SLE vs openSUSE

openSUSE should be very near / equal to SLE basic system.
What does this mean exactly?
Near to SLED or SLES?
What ist the basic system? yast2_basic?
Which packages are the same in both versions?

Best regards.

That some packages in Leap 15 directly come from SLE 15, and maintenance updates for those packages in SLE 15 will get released for Leap 15 too.

Near to SLED or SLES?

I don’t think that question is relevant, as I doubt there is a difference in package versions in SLES and SLED.

What ist the basic system? yast2_basic?

There is no “yast2_basic” I know of. If you mean “yast2_basis”, that’s a pattern containing required yast2 packages, totally unrelated to the basic system.

The basic system is the lower operating system (needed to boot the system), but not e.g. user applications.
There’s not really a strict definition though.

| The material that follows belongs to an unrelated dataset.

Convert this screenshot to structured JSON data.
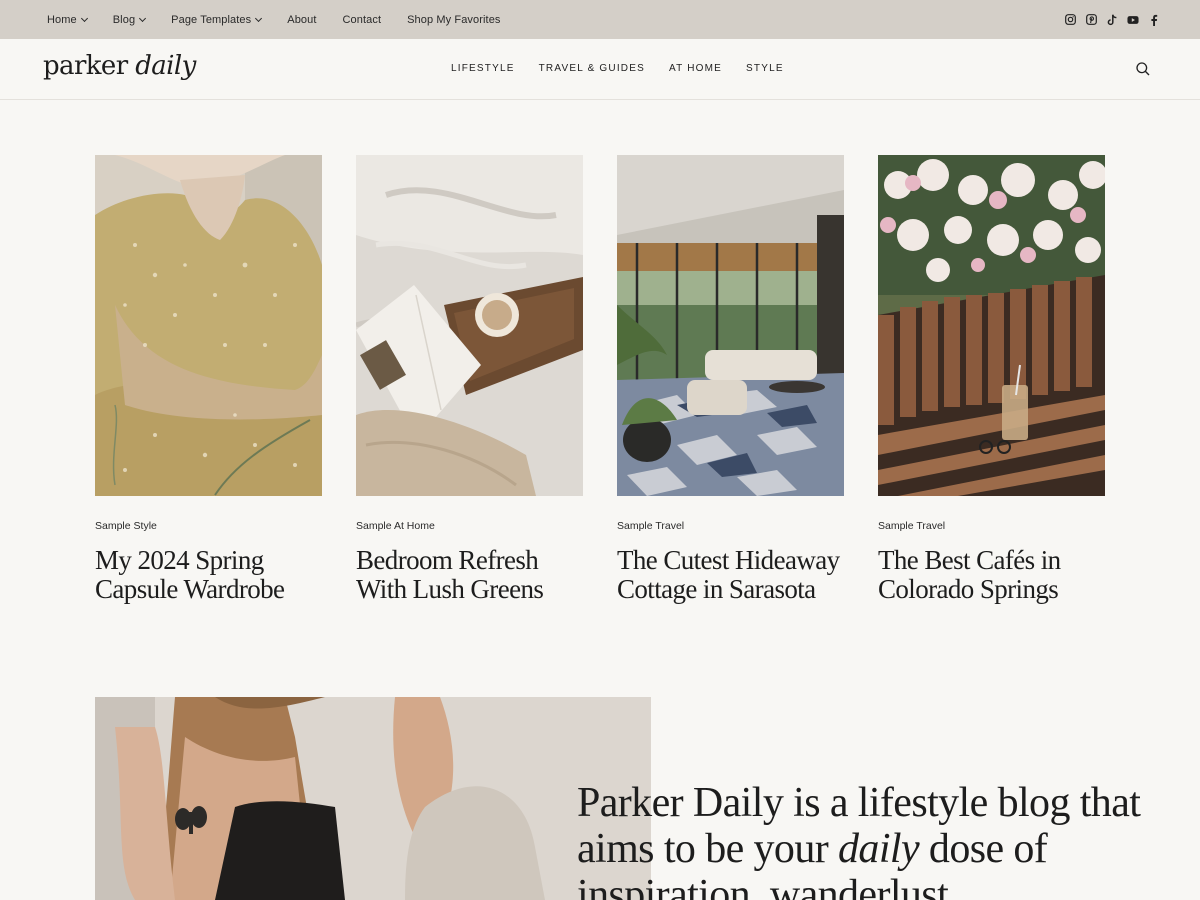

Which packages are the same in both versions?

Well, that depends on the actual package maintainers.
In principle, it is preferred to just take all packages available in SLE unchanged, but the maintainers can of course decide to use a later version from Tumbleweed though.

In practice, things like the kernel, systemd, the compilers, Xorg/Mesa come from SLE, and also GNOME.
Other things may come from openSUSE Tumbleweed to get the latest version, and especially packages that are not available at all in SLE have to come from Tumbleweed like in the past of course.

Not that it really matters much for Leap 15.0, as SLE 15 itself is quite new and completely based upon Tumbleweed a couple of months ago anyway.

If you want to look at the full package list and where each package comes from, you can do so at build.opensuse.org, in the package 00Meta in the corresponding openSUSE:Leap:XX.X project.

I don’t really know. I’m only a user.

My understanding is that many of the packages are taken straight from SLE. But I think that means the source packages, which are then recompiled for openSUSE. However, there are also many packages that come from Tumbleweed sources.

At this stage, Tumbleweed and SLE 15 are probably not too far apart.

Near to SLED or SLES?

I suppose that depends on whether you install openSUSE as a desktop or as a server.

Which packages are the same in both versions?

As far as I know, the kernel is from SLE, though perhaps tweaked for openSUSE. The Gnome desktop is similarly from SLE, and thus at on older version than currently in Tumbleweed. However, the KDE Plasma desktop comes from Tumbleweed, probably about what Tumbleweed had a month ago.

Actually, the KDE desktop itself is exacly the same as Tumbleweed currently has.
There wasn’t a new release yet since the last updates to Leap 15 (which was about 2 weeks ago).

Tumbleweed does have newer “KDE Applications” 18.04.1 while Leap 15.0 ships with 17.12.3 (3rd party KDE applications should be about the same, only the latest krusader release has been too late for Leap 15.0).
And Leap 15 uses Qt 5.9 (LTS) as a base, which is coming from SLE, while TW has 5.10.0 and will soon get 5.11.0.

You could take a look at the Keynote speech of the 2018 openSUSE Conference: <https://events.opensuse.org/conference/oSC18/program/proposal/2011>.

The complete 2018 Conference schedule is here: <https://events.opensuse.org/conference/oSC18/schedule> – click on each presentation to open a page with the video of that presentation.

Ok, long time ago.

I saw the slide.
that gives not an exact answer about what is the basic system.

In other words:
What ist the difference between SLE and openSUSE?
Why should i take SLE for money when openSUSE will do the same for me without costs?

Best regards.

The Enterprise line of SuSE products comes with service license agreements for servers (SLES) and desktop installations (SLED). This includes several assurances/disclaimers/certificates of legality/stability/security, if I recall correctly.

The free-for-all openSUSE projects (Leap and Tumbleweed) have no such agreements or disclaimers. Leap and Tumbleweed are free to use »as-is«, but they benefit from SLE-side developments and bugfixes. Cheers!

(Edited to add: I worked for a major government organisation in Germany with one of the largest SLES installations; this organisation even had visits by an external SuSE specialist twice a week; that’s the kind of service you get with enterprise contracts.)